Modeling, Reachability and Controllability of Bounded Petri Nets Based on Semi-Tensor Product of Matrices

In this paper, we present a comprehensive modeling technique for bounded Petri net systems (BPNSs) in the framework of the semi-tensor product (STP) of matrices. The two dynamic properties of BPNSs, namely, reachability and controllability, are investigated systematacially. First, the dynamics of a bounded Petri net system (BPNS), by resorting to the STP of matrices, are expressed in the form of a discrete-time bilinear equation, which is called the marking evolution equation (MEE) of BPNSs. Second, controllability and transition-marking adjacency matrix (TMAM) of BPNSs are defined, respectively. Further, several necessary and sufficient conditions for reachability and controllability of BPNSs are given in terms of the MEE and TMAM. Third, an efficient algorithm to verify reachability property of BPNSs, in this paper, is provided, as well as its computational complexity.
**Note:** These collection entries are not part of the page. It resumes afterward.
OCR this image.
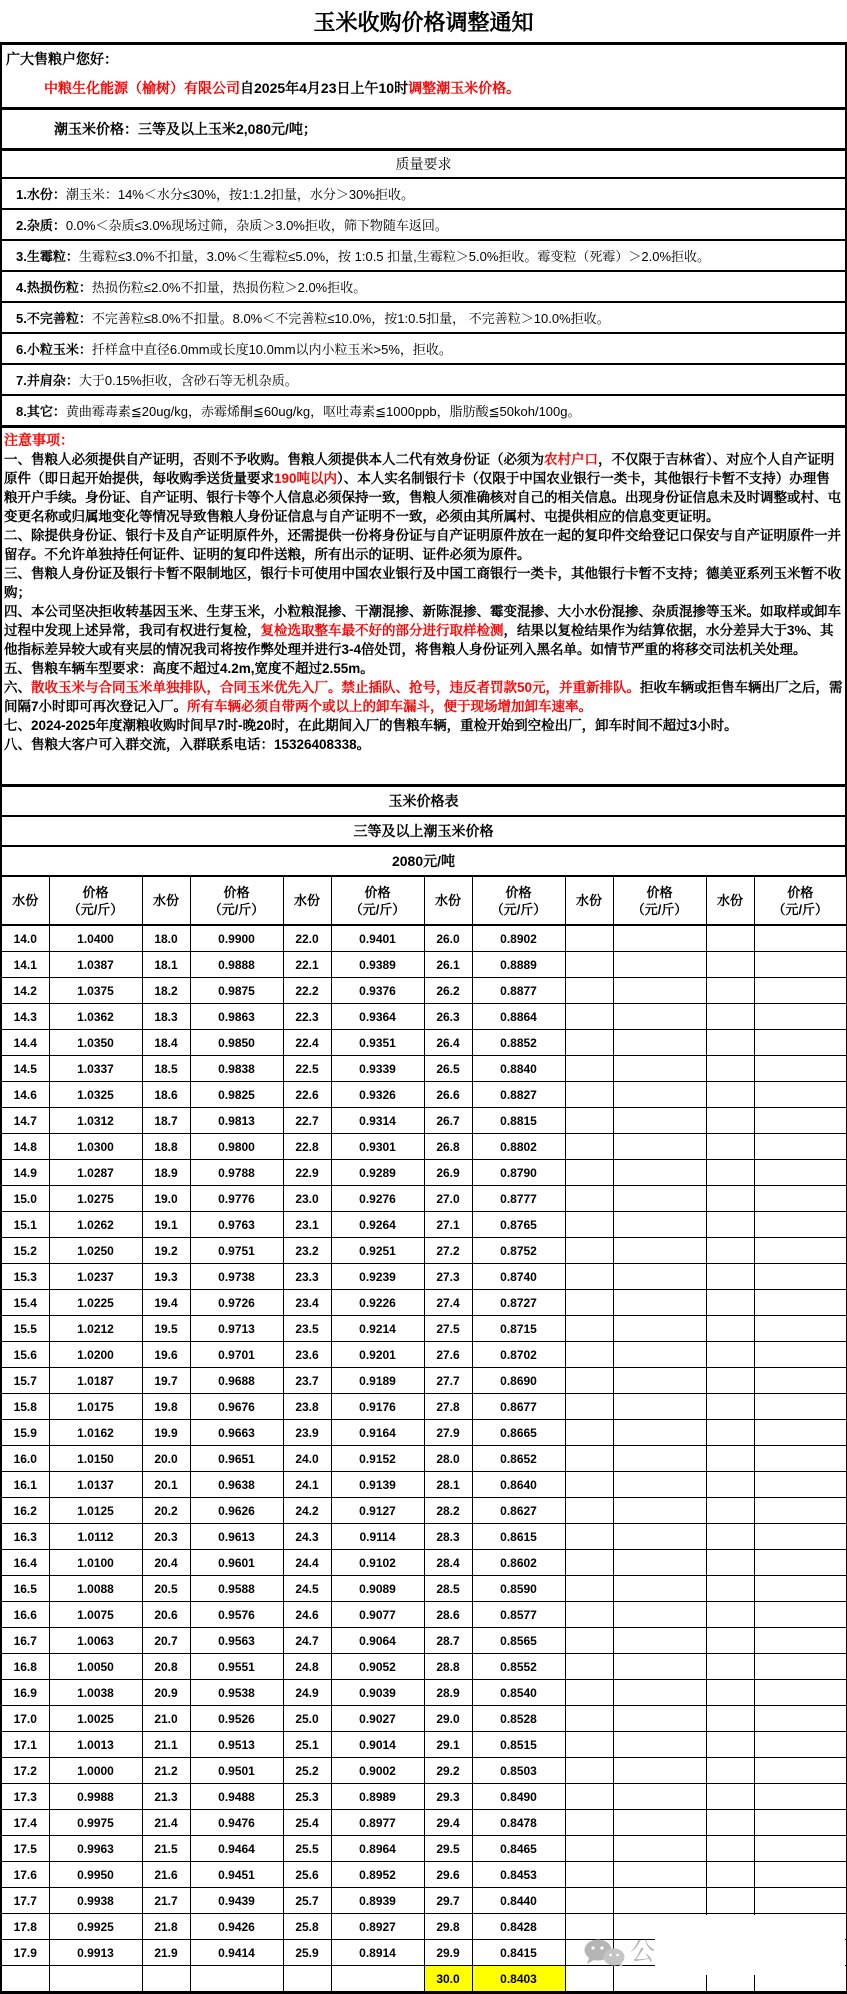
玉米收购价格调整通知
广大售粮户您好：
中粮生化能源（榆树）有限公司自2025年4月23日上午10时调整潮玉米价格。
潮玉米价格：三等及以上玉米2,080元/吨；
质量要求
1.水份：潮玉米：14%＜水分≤30%，按1:1.2扣量，水分＞30%拒收。
2.杂质：0.0%＜杂质≤3.0%现场过筛，杂质＞3.0%拒收，筛下物随车返回。
3.生霉粒：生霉粒≤3.0%不扣量，3.0%＜生霉粒≤5.0%，按 1:0.5 扣量,生霉粒＞5.0%拒收。霉变粒（死霉）＞2.0%拒收。
4.热损伤粒：热损伤粒≤2.0%不扣量，热损伤粒＞2.0%拒收。
5.不完善粒：不完善粒≤8.0%不扣量。8.0%＜不完善粒≤10.0%，按1:0.5扣量， 不完善粒＞10.0%拒收。
6.小粒玉米：扦样盒中直径6.0mm或长度10.0mm以内小粒玉米>5%，拒收。
7.并肩杂：大于0.15%拒收，含砂石等无机杂质。
8.其它：黄曲霉毒素≦20ug/kg，赤霉烯酮≦60ug/kg，呕吐毒素≦1000ppb，脂肪酸≦50koh/100g。
注意事项：
一、售粮人必须提供自产证明，否则不予收购。售粮人须提供本人二代有效身份证（必须为农村户口，不仅限于吉林省）、对应个人自产证明原件（即日起开始提供，每收购季送货量要求190吨以内）、本人实名制银行卡（仅限于中国农业银行一类卡，其他银行卡暂不支持）办理售粮开户手续。身份证、自产证明、银行卡等个人信息必须保持一致，售粮人须准确核对自己的相关信息。出现身份证信息未及时调整或村、屯变更名称或归属地变化等情况导致售粮人身份证信息与自产证明不一致，必须由其所属村、屯提供相应的信息变更证明。
二、除提供身份证、银行卡及自产证明原件外，还需提供一份将身份证与自产证明原件放在一起的复印件交给登记口保安与自产证明原件一并留存。不允许单独持任何证件、证明的复印件送粮，所有出示的证明、证件必须为原件。
三、售粮人身份证及银行卡暂不限制地区，银行卡可使用中国农业银行及中国工商银行一类卡，其他银行卡暂不支持；德美亚系列玉米暂不收购；
四、本公司坚决拒收转基因玉米、生芽玉米，小粒粮混掺、干潮混掺、新陈混掺、霉变混掺、大小水份混掺、杂质混掺等玉米。如取样或卸车过程中发现上述异常，我司有权进行复检，复检选取整车最不好的部分进行取样检测，结果以复检结果作为结算依据，水分差异大于3%、其他指标差异较大或有夹层的情况我司将按作弊处理并进行3-4倍处罚，将售粮人身份证列入黑名单。如情节严重的将移交司法机关处理。
五、售粮车辆车型要求：高度不超过4.2m,宽度不超过2.55m。
六、散收玉米与合同玉米单独排队，合同玉米优先入厂。禁止插队、抢号，违反者罚款50元，并重新排队。拒收车辆或拒售车辆出厂之后，需间隔7小时即可再次登记入厂。所有车辆必须自带两个或以上的卸车漏斗，便于现场增加卸车速率。
七、2024-2025年度潮粮收购时间早7时-晚20时，在此期间入厂的售粮车辆，重检开始到空检出厂，卸车时间不超过3小时。
八、售粮大客户可入群交流，入群联系电话：15326408338。
玉米价格表
三等及以上潮玉米价格
2080元/吨
水份	价格
（元/斤）	水份	价格
（元/斤）	水份	价格
（元/斤）	水份	价格
（元/斤）	水份	价格
（元/斤）	水份	价格
（元/斤）
14.0	1.0400	18.0	0.9900	22.0	0.9401	26.0	0.8902				
14.1	1.0387	18.1	0.9888	22.1	0.9389	26.1	0.8889				
14.2	1.0375	18.2	0.9875	22.2	0.9376	26.2	0.8877				
14.3	1.0362	18.3	0.9863	22.3	0.9364	26.3	0.8864				
14.4	1.0350	18.4	0.9850	22.4	0.9351	26.4	0.8852				
14.5	1.0337	18.5	0.9838	22.5	0.9339	26.5	0.8840				
14.6	1.0325	18.6	0.9825	22.6	0.9326	26.6	0.8827				
14.7	1.0312	18.7	0.9813	22.7	0.9314	26.7	0.8815				
14.8	1.0300	18.8	0.9800	22.8	0.9301	26.8	0.8802				
14.9	1.0287	18.9	0.9788	22.9	0.9289	26.9	0.8790				
15.0	1.0275	19.0	0.9776	23.0	0.9276	27.0	0.8777				
15.1	1.0262	19.1	0.9763	23.1	0.9264	27.1	0.8765				
15.2	1.0250	19.2	0.9751	23.2	0.9251	27.2	0.8752				
15.3	1.0237	19.3	0.9738	23.3	0.9239	27.3	0.8740				
15.4	1.0225	19.4	0.9726	23.4	0.9226	27.4	0.8727				
15.5	1.0212	19.5	0.9713	23.5	0.9214	27.5	0.8715				
15.6	1.0200	19.6	0.9701	23.6	0.9201	27.6	0.8702				
15.7	1.0187	19.7	0.9688	23.7	0.9189	27.7	0.8690				
15.8	1.0175	19.8	0.9676	23.8	0.9176	27.8	0.8677				
15.9	1.0162	19.9	0.9663	23.9	0.9164	27.9	0.8665				
16.0	1.0150	20.0	0.9651	24.0	0.9152	28.0	0.8652				
16.1	1.0137	20.1	0.9638	24.1	0.9139	28.1	0.8640				
16.2	1.0125	20.2	0.9626	24.2	0.9127	28.2	0.8627				
16.3	1.0112	20.3	0.9613	24.3	0.9114	28.3	0.8615				
16.4	1.0100	20.4	0.9601	24.4	0.9102	28.4	0.8602				
16.5	1.0088	20.5	0.9588	24.5	0.9089	28.5	0.8590				
16.6	1.0075	20.6	0.9576	24.6	0.9077	28.6	0.8577				
16.7	1.0063	20.7	0.9563	24.7	0.9064	28.7	0.8565				
16.8	1.0050	20.8	0.9551	24.8	0.9052	28.8	0.8552				
16.9	1.0038	20.9	0.9538	24.9	0.9039	28.9	0.8540				
17.0	1.0025	21.0	0.9526	25.0	0.9027	29.0	0.8528				
17.1	1.0013	21.1	0.9513	25.1	0.9014	29.1	0.8515				
17.2	1.0000	21.2	0.9501	25.2	0.9002	29.2	0.8503				
17.3	0.9988	21.3	0.9488	25.3	0.8989	29.3	0.8490				
17.4	0.9975	21.4	0.9476	25.4	0.8977	29.4	0.8478				
17.5	0.9963	21.5	0.9464	25.5	0.8964	29.5	0.8465				
17.6	0.9950	21.6	0.9451	25.6	0.8952	29.6	0.8453				
17.7	0.9938	21.7	0.9439	25.7	0.8939	29.7	0.8440				
17.8	0.9925	21.8	0.9426	25.8	0.8927	29.8	0.8428				
17.9	0.9913	21.9	0.9414	25.9	0.8914	29.9	0.8415				
						30.0	0.8403				
公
Finally, an example is presented to illustrate the theoretical results in this paper. The main contribution of this paper is the presentation of a precise mathematical model for BPNSs. The main advantage of the proposed approach is that not only it can be applied to verify whether or not any given marking is reachable from the other in state space, but also it is very convenient to find all firing sequences between any two reachable markings.